Well it is not about the hot and humid weather of Manipal that is a few months away. It is the characteristic rains now. It is also not about the temperature that some Manipalites, without having to sound sexist, set soaring be it summer or rains (mind you there is no winter in Manipal; sorry of you thought there was one). it’s not about Hot Spot (Shawarma and Grill chicken wala) either. This hotness is about the subject many of you loathed in school, yet others thought it to be ‘mark fetching’. Geography! The news is Western Ghats, the stretch of mountains that you see from Manipal (opposite direction of the sea if you have started searching for them) is now a World Heritage Site.

After a struggle of six years during which the Indian Wildlife Society made many presentations to the world body, the World Heritage Committee, the recent meeting in St. Petersburg accepted 39 serial sites of Western Ghats as World Heritage Site. The nearby places, a getaway for Manipalites like Kudremukh, Agumbe, Horanadu, and other adjoining areas are a part of Western Ghats, which spans 1.8 lakh square kilometres encompassing Kerala, Tamil Nadu, Karnataka, Goa and Maharashtra.

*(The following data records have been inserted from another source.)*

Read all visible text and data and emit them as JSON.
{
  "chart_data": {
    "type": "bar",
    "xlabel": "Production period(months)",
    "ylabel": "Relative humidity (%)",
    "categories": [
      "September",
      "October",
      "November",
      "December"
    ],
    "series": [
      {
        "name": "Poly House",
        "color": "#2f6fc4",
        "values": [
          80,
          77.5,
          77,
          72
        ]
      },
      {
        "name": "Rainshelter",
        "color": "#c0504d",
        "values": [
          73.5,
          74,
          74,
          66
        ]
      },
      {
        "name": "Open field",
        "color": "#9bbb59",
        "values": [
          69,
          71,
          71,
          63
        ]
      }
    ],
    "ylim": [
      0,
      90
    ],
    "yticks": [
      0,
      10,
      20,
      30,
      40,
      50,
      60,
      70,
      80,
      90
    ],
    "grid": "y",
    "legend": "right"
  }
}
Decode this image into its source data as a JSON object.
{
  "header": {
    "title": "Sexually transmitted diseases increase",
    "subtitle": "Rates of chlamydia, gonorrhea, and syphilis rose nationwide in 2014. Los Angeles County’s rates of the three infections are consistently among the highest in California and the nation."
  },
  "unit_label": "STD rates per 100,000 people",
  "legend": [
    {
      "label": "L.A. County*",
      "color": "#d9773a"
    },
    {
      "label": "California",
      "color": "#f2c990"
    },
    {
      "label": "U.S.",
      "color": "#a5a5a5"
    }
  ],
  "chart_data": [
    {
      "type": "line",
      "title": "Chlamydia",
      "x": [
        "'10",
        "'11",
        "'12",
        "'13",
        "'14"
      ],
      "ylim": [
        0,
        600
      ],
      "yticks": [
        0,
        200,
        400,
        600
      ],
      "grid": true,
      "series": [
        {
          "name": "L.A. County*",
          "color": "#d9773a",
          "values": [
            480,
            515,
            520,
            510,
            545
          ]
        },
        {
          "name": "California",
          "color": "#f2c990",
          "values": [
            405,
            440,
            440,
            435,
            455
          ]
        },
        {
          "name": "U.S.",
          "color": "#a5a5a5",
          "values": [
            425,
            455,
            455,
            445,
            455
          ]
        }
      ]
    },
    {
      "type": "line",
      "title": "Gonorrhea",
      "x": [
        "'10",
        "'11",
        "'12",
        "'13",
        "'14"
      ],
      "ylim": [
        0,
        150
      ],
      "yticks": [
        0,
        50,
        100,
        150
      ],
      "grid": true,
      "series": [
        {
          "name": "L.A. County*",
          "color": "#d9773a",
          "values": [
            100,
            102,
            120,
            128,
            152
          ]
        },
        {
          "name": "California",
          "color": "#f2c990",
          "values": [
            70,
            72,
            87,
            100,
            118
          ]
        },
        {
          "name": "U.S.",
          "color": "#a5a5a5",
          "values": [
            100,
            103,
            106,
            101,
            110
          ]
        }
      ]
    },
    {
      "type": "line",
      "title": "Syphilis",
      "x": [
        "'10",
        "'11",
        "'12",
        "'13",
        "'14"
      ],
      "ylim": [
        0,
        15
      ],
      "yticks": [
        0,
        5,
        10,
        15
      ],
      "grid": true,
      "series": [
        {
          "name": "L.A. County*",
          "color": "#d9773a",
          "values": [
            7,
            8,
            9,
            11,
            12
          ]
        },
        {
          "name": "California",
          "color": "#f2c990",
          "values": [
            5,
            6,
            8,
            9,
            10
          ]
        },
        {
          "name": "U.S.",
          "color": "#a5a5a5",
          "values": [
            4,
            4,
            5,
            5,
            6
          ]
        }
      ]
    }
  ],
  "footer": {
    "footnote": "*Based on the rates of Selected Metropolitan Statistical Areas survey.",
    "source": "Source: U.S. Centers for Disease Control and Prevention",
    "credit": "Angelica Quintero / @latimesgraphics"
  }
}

The Western Ghats goes a long way back. Back to the times when the region was called ‘Gondwana’. No, they didn’t have a name then, we humans attributed one. It was then that Africa and Asia were bhai-bhai. But then in a Hindi film style they had to separate. So what happens when you pull apart two pieces of pizza? The edges remain rugged. A similar thing happened to the western part of India, and the mighty Sahyadri (the helpful in Hindi) range came into existence.

The geographical significance of this region is tremendous. It is one of the three watersheds of India, that is provide water to the rivers! Three major ones Godavari, Kaveri and Krishna originate from here and drain into the Bay of Bengal and only very few drain into Arabian Sea after traversing a very short distance, (you will be familiar with two at least – the Goa wala river, Zuari and the nearby Netravati [yea which gives this name to the train]).

Western Ghats occupying a mere 6 percent of land mass of India houses 30 percent of all plant, reptile, birds and mammal species in India! There are 2 major protected areas, 13 national parks (some of them good weekend getaways). One of the famous inhabitants are amphibians, especially toads, which are found in the African continent, corroborating the Gondwana theory.

If you watch those documentaries on snakes a lot in Nat Geo, you sure would have met Agumbe in that. You must have heard of Jog falls, the place isn’t too far from here. If you have seen those exotic Kerala hill stations, they are a part of Western Ghats, if you are familiar with ‘aati kya khandala’, it’s again the Hotspot. If you have on your bus journey to Ooty seen deers walking on the road, its Bandipur National Park, part of Western Ghats again. It indeed has so much of natural diversity that it is a hot property. It is also a hot property for the various minerals found in this region (but more about mining in Karnataka and Goa region in later posts).

So hearty congratulations to Western Ghats on qualifying as a World Heritage Site.